Despite the humorous note of my last post, these past few weeks have definitely been a bit sad. Poor old Magoo has lost her husband of nearly 30 years. My Step-father.
He died of cancer. Pretty much every type by the end. I’m not going to dwell on the end of his life, but more on the changes it has brought about.
Of course he was a smoker – and lung cancer is one of the worst ways to die (according to his nurse). Watching both him and my own father die from smoking related cancer, which then spread rapidly throughout their bodies, has made me once again aware of my own mortality.
I am a smoker.
I guess I always will be, whether I actually indulge in the habit or not. Fitty and I have given up the habit no less than 6 times already, with varying lengths of success. The first time was the best for us, with both of us staying off the fags for 11 months!
That time I became a gym junkie, and my bestie T and I were enrolled in all kinds of classes. We were up at 6am to go to boxing classes, would have 2 personal training sessions a week, both bought bikes and would meet up for rides, runs and long walks. However, she remained a smoker. Countless times I resisted the urge when I was around her, and it was easy for the first 6 months or so.
Then one day I decided I could probably light a cigarette for her… the rest is history.
Each time I have given up I am determined to never make that same mistake again, and each time it inevitably happens that I am somewhere, (usually but not always with T), and I decide I can Just. Have. ONE.
The reality is that once you make that first mistake, it becomes almost impossible not to make it again and again. Before you know it you have somehow justified buying another pack of cigarettes.
So, today Fitty and I are going smoke-free again. Already feeling very positive, as it’s not the stopping that I have trouble with, but the starting up again. We are armed with our patches, (literally) and are both talking the charged-up, renewed energy and time, talk of the freshly given-up smoker.
If past events are anything to go by, Fitty will be driving us all crazy in just a few weeks. He can’t handle the patches for very long at all due to sensitivities in his skin, and so becomes cranky first, followed swiftly by manic.
By manic I mean very fast. Talks fast. Walks fast. Does everything at top speed. Will not relax. Barks out his sentences, and is bewildered when we tell him he is a weirdo.
Whatever it takes. Right people?
I have stupidly organised a lunch date with the girls from my last job, all of whom are smokers! Should be a quick lunch I expect. I’m not overly worried about it as I am pretty good at sticking to my guns while on the patches. It’s the months after I struggle with!
I’m really looking forward to a few good side effects though, as I am so sick of being outside in the cold smoking. Maybe my feet will finally warm up? Maybe the windows will finally get cleaned? I’ve been putting off a lot of big jobs around the house and I’m sure this renewed burst of energy will result in quite a bit of activity.
I’m also looking forward to not being “that girl”, who has to leave the room/building to have a cigarette. It is such a socially awkward thing to leave a movie theatre and rush out the front door to light a fag!! Trying to fit a cigarette in between loading the shopping into the car, and driving home with the kids. Racing out the door for a fag while having lunch/dinner with friends and family who don’t smoke. My sister is visiting from W.A. and I am particularly motivated not to waste precious time with her and Magoo, whilst I’m outside smoking.
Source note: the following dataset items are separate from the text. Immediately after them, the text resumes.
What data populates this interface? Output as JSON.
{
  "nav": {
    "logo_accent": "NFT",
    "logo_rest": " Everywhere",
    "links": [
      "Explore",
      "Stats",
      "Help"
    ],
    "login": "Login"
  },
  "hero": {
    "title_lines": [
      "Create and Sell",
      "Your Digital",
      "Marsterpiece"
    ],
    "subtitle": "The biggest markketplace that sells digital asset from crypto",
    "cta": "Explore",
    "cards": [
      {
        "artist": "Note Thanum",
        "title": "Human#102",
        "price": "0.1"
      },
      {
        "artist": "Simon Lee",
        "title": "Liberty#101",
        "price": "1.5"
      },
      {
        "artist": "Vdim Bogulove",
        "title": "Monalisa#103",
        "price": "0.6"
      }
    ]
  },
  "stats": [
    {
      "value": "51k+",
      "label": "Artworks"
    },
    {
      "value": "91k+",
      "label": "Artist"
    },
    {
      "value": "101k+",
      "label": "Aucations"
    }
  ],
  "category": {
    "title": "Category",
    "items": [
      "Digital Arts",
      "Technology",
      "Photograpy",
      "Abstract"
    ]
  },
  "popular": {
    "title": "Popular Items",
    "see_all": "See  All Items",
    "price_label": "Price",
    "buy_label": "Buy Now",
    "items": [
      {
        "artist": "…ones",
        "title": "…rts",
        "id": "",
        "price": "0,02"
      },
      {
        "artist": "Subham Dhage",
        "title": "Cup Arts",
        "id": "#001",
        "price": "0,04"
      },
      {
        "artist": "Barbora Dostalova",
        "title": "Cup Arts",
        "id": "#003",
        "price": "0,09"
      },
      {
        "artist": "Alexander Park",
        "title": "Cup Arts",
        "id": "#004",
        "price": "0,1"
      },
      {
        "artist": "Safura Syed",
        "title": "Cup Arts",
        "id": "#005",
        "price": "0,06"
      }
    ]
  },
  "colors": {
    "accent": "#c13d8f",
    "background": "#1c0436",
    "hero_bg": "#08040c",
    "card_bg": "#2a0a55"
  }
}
They will judge and nag, because they care about me and my health. I really don’t want to be “that girl” anymore.
I am expecting things will go a lot more smoothly this time as T is taking steps to give up smoking very soon as well. My other smoking friends I can handle, but T and I have such a close bond, and spend so much time together that it will really help our success rate if we do this together.
At my Step-father’s funeral Fitty and I were the only smokers. It really hit home when I looked around at all my Aunties and Uncles and realised that if I don’t change my ways, they’ll probably be at my funeral too!